Que ensino superior? Uma réplica de cursos que o Instituto Politécnico de Leiria (IPL) tem já em funcionamento nas suas escolas que estão a menos de 30 km de distância? Não! Não pode ser essa a via. Urge buscar, construir, coletivamente, em rede, um diagnóstico socioeducativo para encontrar o tema gerador e focalizador da que poderá ser a nova escola do IPL, futura Universidade de Leiria e Oeste (ULO).
Dito isto, uma nova escola com a centralidade necessária ao desenvolvimento da cidade, mas, também, dos concelhos mais a norte do distrito (Alvaiázere, Castanheira de Pêra e Pedrógão Grande) que não deverão ficar fora desta equação de mediação comunitária para servir um território que deverá extravasar o do município.
Mas não num casulo; não num contentor, não de forma precária e a replicar outros cursos do IPL e de suas escolas que estão já devidamente apetrechadas para o efeito. É preciso pensar grande. Em termos de região e de país.

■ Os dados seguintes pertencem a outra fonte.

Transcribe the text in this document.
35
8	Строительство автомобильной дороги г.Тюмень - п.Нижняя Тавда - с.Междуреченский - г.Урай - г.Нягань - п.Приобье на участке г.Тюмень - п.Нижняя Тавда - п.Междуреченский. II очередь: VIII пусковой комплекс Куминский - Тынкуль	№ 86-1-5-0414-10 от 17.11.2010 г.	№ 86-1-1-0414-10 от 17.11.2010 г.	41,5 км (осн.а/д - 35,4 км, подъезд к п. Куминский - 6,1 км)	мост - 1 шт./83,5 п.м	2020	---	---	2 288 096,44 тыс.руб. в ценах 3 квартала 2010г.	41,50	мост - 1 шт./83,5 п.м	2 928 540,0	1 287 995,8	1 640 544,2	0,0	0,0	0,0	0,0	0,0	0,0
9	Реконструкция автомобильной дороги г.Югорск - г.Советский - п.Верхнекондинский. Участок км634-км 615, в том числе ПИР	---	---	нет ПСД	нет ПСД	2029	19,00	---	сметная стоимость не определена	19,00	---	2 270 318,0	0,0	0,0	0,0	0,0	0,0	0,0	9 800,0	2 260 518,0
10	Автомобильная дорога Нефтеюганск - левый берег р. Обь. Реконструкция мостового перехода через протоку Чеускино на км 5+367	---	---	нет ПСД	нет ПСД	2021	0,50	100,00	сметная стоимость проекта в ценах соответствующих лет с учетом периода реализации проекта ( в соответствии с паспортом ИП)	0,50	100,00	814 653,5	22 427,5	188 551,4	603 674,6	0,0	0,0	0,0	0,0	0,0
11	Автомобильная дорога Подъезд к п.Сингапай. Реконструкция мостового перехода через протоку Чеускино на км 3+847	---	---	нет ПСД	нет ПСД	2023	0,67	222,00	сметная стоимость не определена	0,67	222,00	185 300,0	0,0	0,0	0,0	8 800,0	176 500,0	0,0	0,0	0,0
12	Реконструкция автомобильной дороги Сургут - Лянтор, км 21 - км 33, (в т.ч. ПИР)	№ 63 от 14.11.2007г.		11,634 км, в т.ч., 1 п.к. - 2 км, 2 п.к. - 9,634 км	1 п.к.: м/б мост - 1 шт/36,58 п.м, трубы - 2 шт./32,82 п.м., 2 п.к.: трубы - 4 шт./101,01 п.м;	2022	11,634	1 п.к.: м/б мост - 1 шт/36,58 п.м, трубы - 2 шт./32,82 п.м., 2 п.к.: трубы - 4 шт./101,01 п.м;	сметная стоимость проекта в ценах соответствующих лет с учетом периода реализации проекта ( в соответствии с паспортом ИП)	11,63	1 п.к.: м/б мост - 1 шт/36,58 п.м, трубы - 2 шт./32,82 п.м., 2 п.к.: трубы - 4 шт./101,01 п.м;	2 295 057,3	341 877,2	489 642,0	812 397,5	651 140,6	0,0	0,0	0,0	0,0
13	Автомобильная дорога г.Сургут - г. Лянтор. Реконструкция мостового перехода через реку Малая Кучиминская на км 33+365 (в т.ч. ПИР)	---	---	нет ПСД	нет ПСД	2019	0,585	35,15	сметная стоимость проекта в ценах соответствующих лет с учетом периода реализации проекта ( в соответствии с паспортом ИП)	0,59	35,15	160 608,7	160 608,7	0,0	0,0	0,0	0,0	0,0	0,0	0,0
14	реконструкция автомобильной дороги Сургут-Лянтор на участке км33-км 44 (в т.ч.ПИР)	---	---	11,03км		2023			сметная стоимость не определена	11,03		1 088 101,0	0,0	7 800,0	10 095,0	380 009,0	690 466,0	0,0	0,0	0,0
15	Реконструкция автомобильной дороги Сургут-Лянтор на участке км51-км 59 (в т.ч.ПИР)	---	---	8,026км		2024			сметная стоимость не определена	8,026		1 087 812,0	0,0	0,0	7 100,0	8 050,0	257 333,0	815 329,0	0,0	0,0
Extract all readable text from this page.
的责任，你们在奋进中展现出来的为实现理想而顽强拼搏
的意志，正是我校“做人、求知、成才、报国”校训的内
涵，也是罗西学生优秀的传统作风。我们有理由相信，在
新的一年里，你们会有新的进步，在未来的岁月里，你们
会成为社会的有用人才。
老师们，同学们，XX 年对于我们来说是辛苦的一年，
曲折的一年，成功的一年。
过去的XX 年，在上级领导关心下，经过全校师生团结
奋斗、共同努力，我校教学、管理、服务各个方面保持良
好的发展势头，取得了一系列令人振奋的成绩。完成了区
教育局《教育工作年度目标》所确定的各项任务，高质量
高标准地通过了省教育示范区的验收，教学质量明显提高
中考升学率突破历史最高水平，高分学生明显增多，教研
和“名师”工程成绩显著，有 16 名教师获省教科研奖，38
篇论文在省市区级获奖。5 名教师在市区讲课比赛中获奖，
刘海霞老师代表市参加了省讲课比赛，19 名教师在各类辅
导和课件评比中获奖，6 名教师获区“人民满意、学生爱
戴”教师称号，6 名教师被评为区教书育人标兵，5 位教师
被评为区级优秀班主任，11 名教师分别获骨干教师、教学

É preciso criar, inovar e não repetir.
A resposta mais pessoal e local ao título desta minha “Farpa” é sim! Pombal precisa de se desenvolver e não apenas crescer. Precisa de fixar e de atrair estudantes que se venham a interessar pelos cursos a criar para o desenvolvimento do município e região envolvente e o ensino superior pode ser essa alavanca de rejuvenescimento e criação cultural, em parceria com as escolas secundária, tecnológica, empresas, organizações e instituições.
A minha resposta mais científica, mas não menos política, e mais centrada na região de Leria e Oeste, é que é o próprio IPL que precisa de uma escola em Pombal [como precisa duma em Torres Vedras] para poder afirmar-se no contexto nacional e internacional como a única grande região que não possui, ainda, uma Universidade. O IPL, e todo o país, que tem de proceder rapidamente à reorganização da sua rede de oferta de Ensino Superior, precisa dessa universidade multipolar; multicampi, entre Torres Vedras e Pombal (ULO).

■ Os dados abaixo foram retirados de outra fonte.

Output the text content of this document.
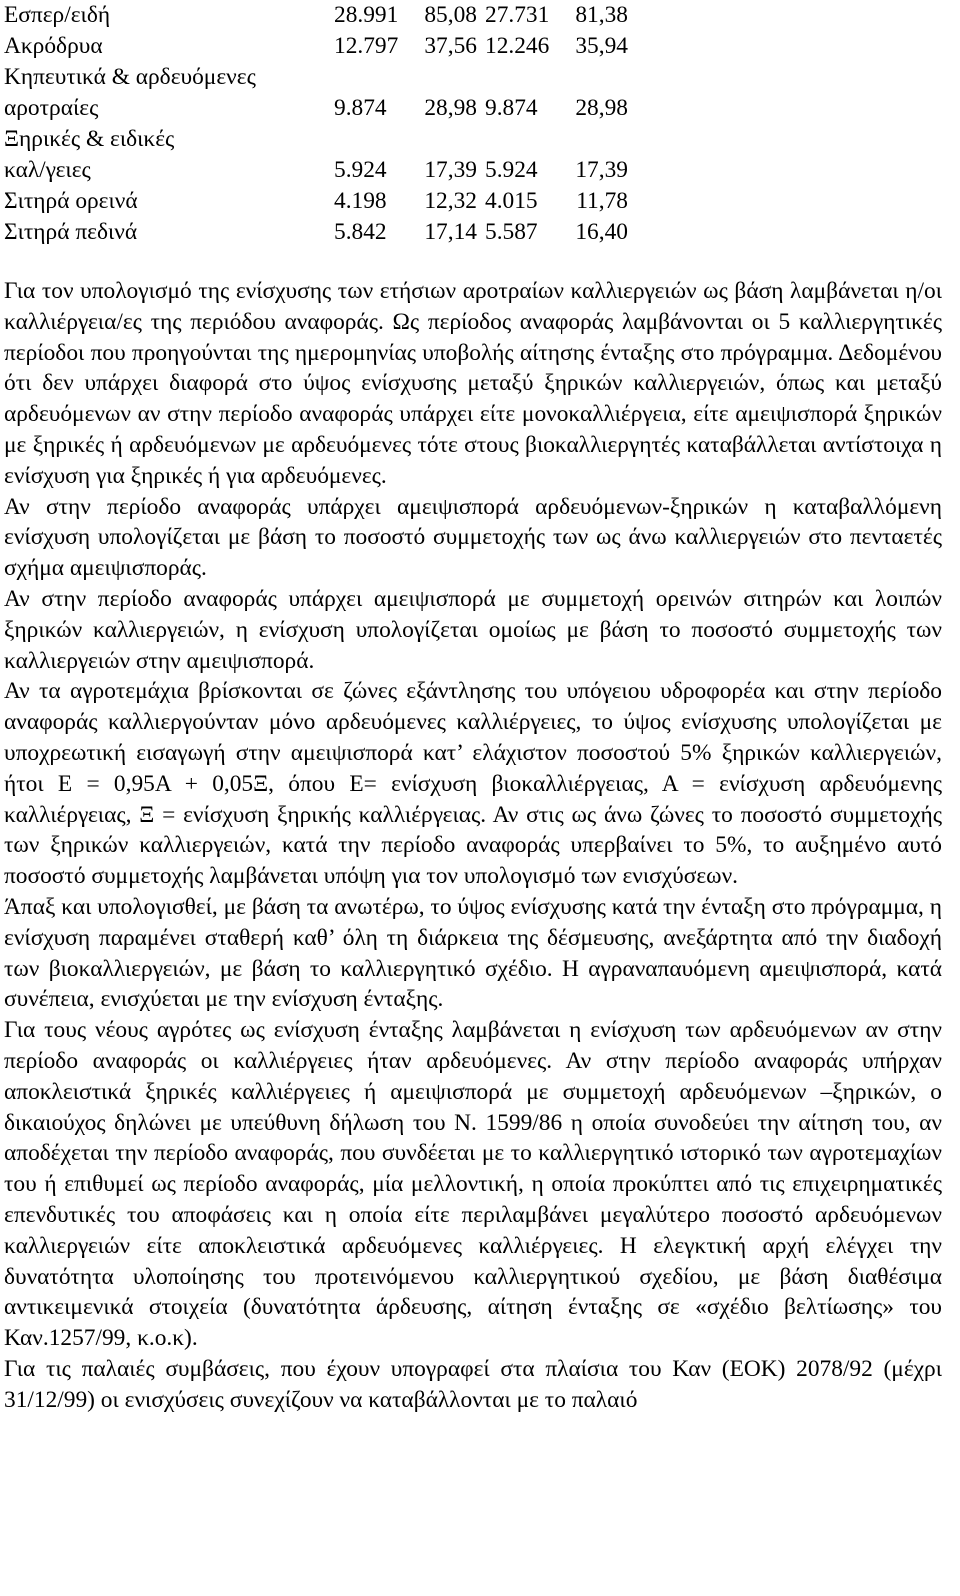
Εσπερ/ειδή	28.991	85,08 27.731	81,38
Ακρόδρυα	12.797	37,56 12.246	35,94
Κηπευτικά & αρδευόμενες
αροτραίες	9.874	28,98 9.874	28,98
Ξηρικές & ειδικές
καλ/γειες	5.924	17,39 5.924	17,39
Σιτηρά ορεινά	4.198	12,32 4.015	11,78
Σιτηρά πεδινά	5.842	17,14 5.587	16,40

Για τον υπολογισμό της ενίσχυσης των ετήσιων αροτραίων καλλιεργειών ως βάση λαμβάνεται η/οι καλλιέργεια/ες της περιόδου αναφοράς. Ως περίοδος αναφοράς λαμβάνονται οι 5 καλλιεργητικές περίοδοι που προηγούνται της ημερομηνίας υποβολής αίτησης ένταξης στο πρόγραμμα. Δεδομένου ότι δεν υπάρχει διαφορά στο ύψος ενίσχυσης μεταξύ ξηρικών καλλιεργειών, όπως και μεταξύ αρδευόμενων αν στην περίοδο αναφοράς υπάρχει είτε μονοκαλλιέργεια, είτε αμειψισπορά ξηρικών με ξηρικές ή αρδευόμενων με αρδευόμενες τότε στους βιοκαλλιεργητές καταβάλλεται αντίστοιχα η ενίσχυση για ξηρικές ή για αρδευόμενες.

Αν στην περίοδο αναφοράς υπάρχει αμειψισπορά αρδευόμενων-ξηρικών η καταβαλλόμενη ενίσχυση υπολογίζεται με βάση το ποσοστό συμμετοχής των ως άνω καλλιεργειών στο πενταετές σχήμα αμειψισποράς.

Αν στην περίοδο αναφοράς υπάρχει αμειψισπορά με συμμετοχή ορεινών σιτηρών και λοιπών ξηρικών καλλιεργειών, η ενίσχυση υπολογίζεται ομοίως με βάση το ποσοστό συμμετοχής των καλλιεργειών στην αμειψισπορά.

Αν τα αγροτεμάχια βρίσκονται σε ζώνες εξάντλησης του υπόγειου υδροφορέα και στην περίοδο αναφοράς καλλιεργούνταν μόνο αρδευόμενες καλλιέργειες, το ύψος ενίσχυσης υπολογίζεται με υποχρεωτική εισαγωγή στην αμειψισπορά κατ’ ελάχιστον ποσοστού 5% ξηρικών καλλιεργειών, ήτοι Ε = 0,95Α + 0,05Ξ, όπου Ε= ενίσχυση βιοκαλλιέργειας, Α = ενίσχυση αρδευόμενης καλλιέργειας, Ξ = ενίσχυση ξηρικής καλλιέργειας. Αν στις ως άνω ζώνες το ποσοστό συμμετοχής των ξηρικών καλλιεργειών, κατά την περίοδο αναφοράς υπερβαίνει το 5%, το αυξημένο αυτό ποσοστό συμμετοχής λαμβάνεται υπόψη για τον υπολογισμό των ενισχύσεων.

Άπαξ και υπολογισθεί, με βάση τα ανωτέρω, το ύψος ενίσχυσης κατά την ένταξη στο πρόγραμμα, η ενίσχυση παραμένει σταθερή καθ’ όλη τη διάρκεια της δέσμευσης, ανεξάρτητα από την διαδοχή των βιοκαλλιεργειών, με βάση το καλλιεργητικό σχέδιο. Η αγραναπαυόμενη αμειψισπορά, κατά συνέπεια, ενισχύεται με την ενίσχυση ένταξης.

Για τους νέους αγρότες ως ενίσχυση ένταξης λαμβάνεται η ενίσχυση των αρδευόμενων αν στην περίοδο αναφοράς οι καλλιέργειες ήταν αρδευόμενες. Αν στην περίοδο αναφοράς υπήρχαν αποκλειστικά ξηρικές καλλιέργειες ή αμειψισπορά με συμμετοχή αρδευόμενων –ξηρικών, ο δικαιούχος δηλώνει με υπεύθυνη δήλωση του Ν. 1599/86 η οποία συνοδεύει την αίτηση του, αν αποδέχεται την περίοδο αναφοράς, που συνδέεται με το καλλιεργητικό ιστορικό των αγροτεμαχίων του ή επιθυμεί ως περίοδο αναφοράς, μία μελλοντική, η οποία προκύπτει από τις επιχειρηματικές επενδυτικές του αποφάσεις και η οποία είτε περιλαμβάνει μεγαλύτερο ποσοστό αρδευόμενων καλλιεργειών είτε αποκλειστικά αρδευόμενες καλλιέργειες. Η ελεγκτική αρχή ελέγχει την δυνατότητα υλοποίησης του προτεινόμενου καλλιεργητικού σχεδίου, με βάση διαθέσιμα αντικειμενικά στοιχεία (δυνατότητα άρδευσης, αίτηση ένταξης σε «σχέδιο βελτίωσης» του Καν.1257/99, κ.ο.κ).

Για τις παλαιές συμβάσεις, που έχουν υπογραφεί στα πλαίσια του Καν (ΕΟΚ) 2078/92 (μέχρι 31/12/99) οι ενισχύσεις συνεχίζουν να καταβάλλονται με το παλαιό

Nesse contexto, Pombal seria um nó dessa rede universitária com a sua escola (não um polo) a desenvolver-se em torno do estudo potenciado por Luciano de Almeida (quando criou a escola de Peniche (ESTM), já no século passado) em torno das “Ciências Agrárias e Florestais de Pombal”. Em 2018, o anterior presidente da CMP, Diogo Mateus idealizou a criação uma “Escola Superior de Ciências Agro-Industriais e Florestais”. O atual presidente, Pedro Pimpão, tem sublinhado esta necessidade e lutado pelo ensino superior em Pombal. Mas creio que importa construir, conjuntamente, com escuta ativa da população e seus agentes culturais e socioeconómicos, e a mediação comunitária necessária, um projeto diferenciador das restantes escolas do IPL, assegurando a diversidade na unidade do IPL que assim ganharia ainda mais trunfos para conseguir o Estatuto de Universidade (“conhecimento universal”, com uma gama epistemológica que vai do mais global ao mais local e do mais teórico ao mais prático).

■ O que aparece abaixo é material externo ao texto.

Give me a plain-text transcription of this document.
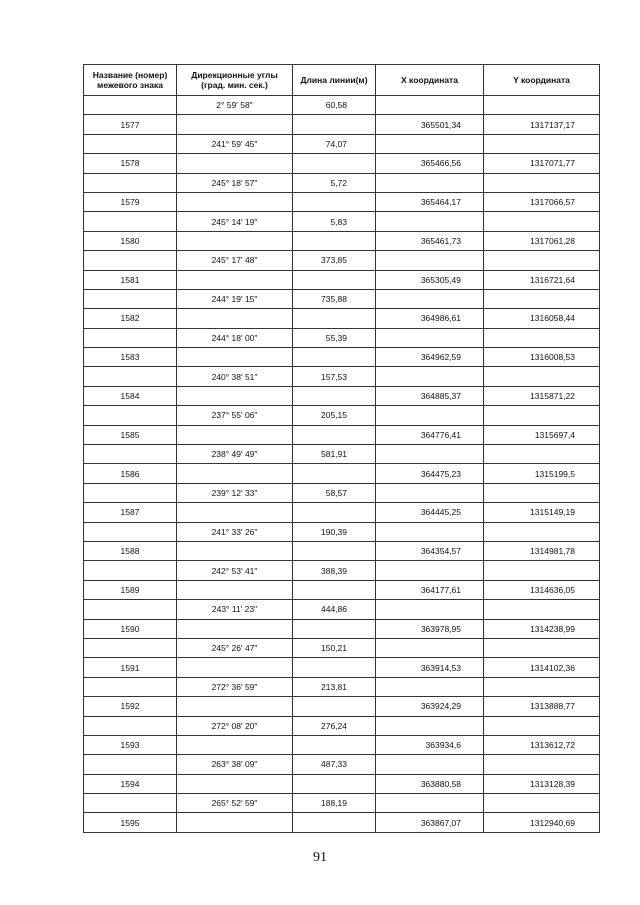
Название (номер)
межевого знака	Дирекционные углы
(град. мин. сек.)	Длина линии(м)	X координата	Y координата
	2° 59' 58"	60,58		
1577			365501,34	1317137,17
	241° 59' 45"	74,07		
1578			365466,56	1317071,77
	245° 18' 57"	5,72		
1579			365464,17	1317066,57
	245° 14' 19"	5,83		
1580			365461,73	1317061,28
	245° 17' 48"	373,85		
1581			365305,49	1316721,64
	244° 19' 15"	735,88		
1582			364986,61	1316058,44
	244° 18' 00"	55,39		
1583			364962,59	1316008,53
	240° 38' 51"	157,53		
1584			364885,37	1315871,22
	237° 55' 06"	205,15		
1585			364776,41	1315697,4
	238° 49' 49"	581,91		
1586			364475,23	1315199,5
	239° 12' 33"	58,57		
1587			364445,25	1315149,19
	241° 33' 26"	190,39		
1588			364354,57	1314981,78
	242° 53' 41"	388,39		
1589			364177,61	1314636,05
	243° 11' 23"	444,86		
1590			363978,95	1314238,99
	245° 26' 47"	150,21		
1591			363914,53	1314102,36
	272° 36' 59"	213,81		
1592			363924,29	1313888,77
	272° 08' 20"	276,24		
1593			363934,6	1313612,72
	263° 38' 09"	487,33		
1594			363880,58	1313128,39
	265° 52' 59"	188,19		
1595			363867,07	1312940,69
91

Termino deixando alguns exemplos de possibilidade de cursos/áreas para pensarmos (desde os CTeSP aos mestrados, passando pelas licenciaturas e pós-graduações): Sustentabilidade ambiental; Desenvolvimento sustentável; Inovação e sustentabilidade; Valorização do território e sustentabilidade; Ambiente, sustentabilidade e educação; Economia circular, com vista à utilização eficiente e sustentável dos recursos, integrando vários atores a trabalhar em rede, entre os quais município(s), empresas, associações, Escolas, Instituições Sociais...
É tempo de passarmos do crescimento ao desenvolvimento (sustentável, integrado, endógeno, circular). Jogarmos pela antecipação e construirmos a diferença com a aposta numa nova escola para Pombal. Mas tudo isto tem de ser dialogado com toda a rede social e económica (mediação comunitária). Não pode, portanto, ser uma decisão imposta de cima para baixo.